MetricQ4 FY26Q4 FY25 (as stated)
Consolidated net profit / PAT₹452 crore (also reported as ₹451.77 crore)₹412 crore (also reported as ₹411.90 crore)
Consolidated revenue from operations₹3,884.9 crore (also reported as ₹3,900.44 crore)₹3,514.23 crore (reported in one dataset)
Underlying volume growth (consolidated)6%Not stated in the same dataset
Consolidated EBITDA margin21.17% (also reported as 21.7%)Not stated
Standalone net profit₹421.61 croreNot stated
Standalone revenue from operations₹2,339.1 croreNot stated
India revenue₹2,360.6 crore₹2,160.8 crore
Africa, USA, Middle East quarterly sales growth20% YoYNot stated

Why these results matter for investors

GCPL’s Q4 FY26 update reinforced two core themes visible in the disclosed numbers. First, growth was volume-supported, with the company repeatedly highlighting 6% underlying volume growth at the consolidated level, rather than relying only on pricing. Second, profitability remained stable at the consolidated level, with EBITDA margins broadly flat around the 21% range, while standalone India margins were notably higher at 24.7%.

The India revenue data also adds context: year-on-year growth continued, but sequential softness was visible based on the comparison between ₹2,360.6 crore in Q4 and ₹2,465.8 crore in the preceding quarter. Meanwhile, international growth in Africa, USA, and the Middle East at 20% year-on-year indicates stronger momentum in those markets during the quarter.

Conclusion

Godrej Consumer Products reported higher consolidated profit and double-digit revenue growth in Q4 FY26, supported by 6% underlying volume growth, 12% growth in home care, and 20% growth in Africa, USA, and the Middle East. The company also announced a ₹5 interim dividend with May 12 as the record date and June 4, 2026 as the latest payout date.
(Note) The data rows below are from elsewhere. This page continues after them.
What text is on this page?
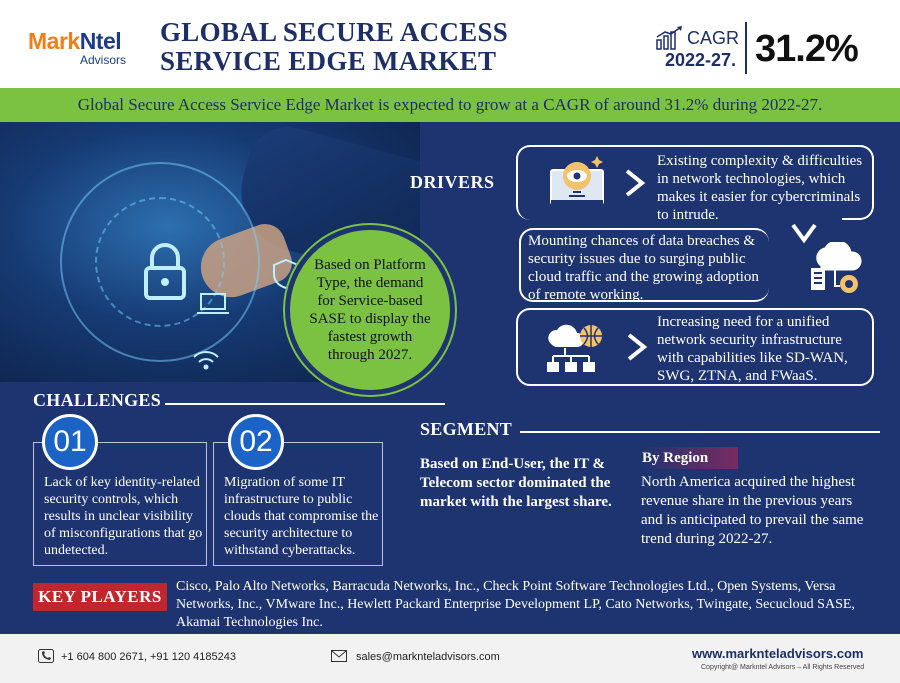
MarkNtel
Advisors
GLOBAL SECURE ACCESS
SERVICE EDGE MARKET
CAGR
2022-27. 31.2%
Global Secure Access Service Edge Market is expected to grow at a CAGR of around 31.2% during 2022-27.
Based on Platform Type, the demand for Service-based SASE to display the fastest growth through 2027.
DRIVERS
Existing complexity & difficulties in network technologies, which makes it easier for cybercriminals to intrude.
Mounting chances of data breaches & security issues due to surging public cloud traffic and the growing adoption of remote working.
Increasing need for a unified network security infrastructure with capabilities like SD-WAN, SWG, ZTNA, and FWaaS.
CHALLENGES
01
Lack of key identity-related security controls, which results in unclear visibility of misconfigurations that go undetected.
02
Migration of some IT infrastructure to public clouds that compromise the security architecture to withstand cyberattacks.
SEGMENT
Based on End-User, the IT & Telecom sector dominated the market with the largest share.
By Region
North America acquired the highest revenue share in the previous years and is anticipated to prevail the same trend during 2022-27.
KEY PLAYERS
Cisco, Palo Alto Networks, Barracuda Networks, Inc., Check Point Software Technologies Ltd., Open Systems, Versa Networks, Inc., VMware Inc., Hewlett Packard Enterprise Development LP, Cato Networks, Twingate, Secucloud SASE, Akamai Technologies Inc.
+1 604 800 2671, +91 120 4185243	sales@marknteladvisors.com	www.marknteladvisors.com
Copyright@ Markntel Advisors – All Rights Reserved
Investors will continue to track how volume growth, segment mix, and India’s sequential revenue trend shape results in subsequent quarters.

Frequently Asked Questions

GCPL reported consolidated net profit of about ₹452 crore in Q4 FY26, up from about ₹412 crore in the same quarter last year.
Consolidated revenue from operations was reported at ₹3,884.9 crore (also cited as ₹3,900.44 crore), up roughly 11% year-on-year.
GCPL reported a consolidated EBITDA margin of 21.17% in Q4 FY26, while another report cited margins at 21.7%.
Home care sales grew 12% year-on-year, personal care grew 3%, and Africa, USA, and Middle East quarterly sales growth was reported at 20% year-on-year.
The board declared an interim dividend of ₹5 per share for FY 2026-27; the record date is May 12, 2026, and payment is due on or before June 4, 2026.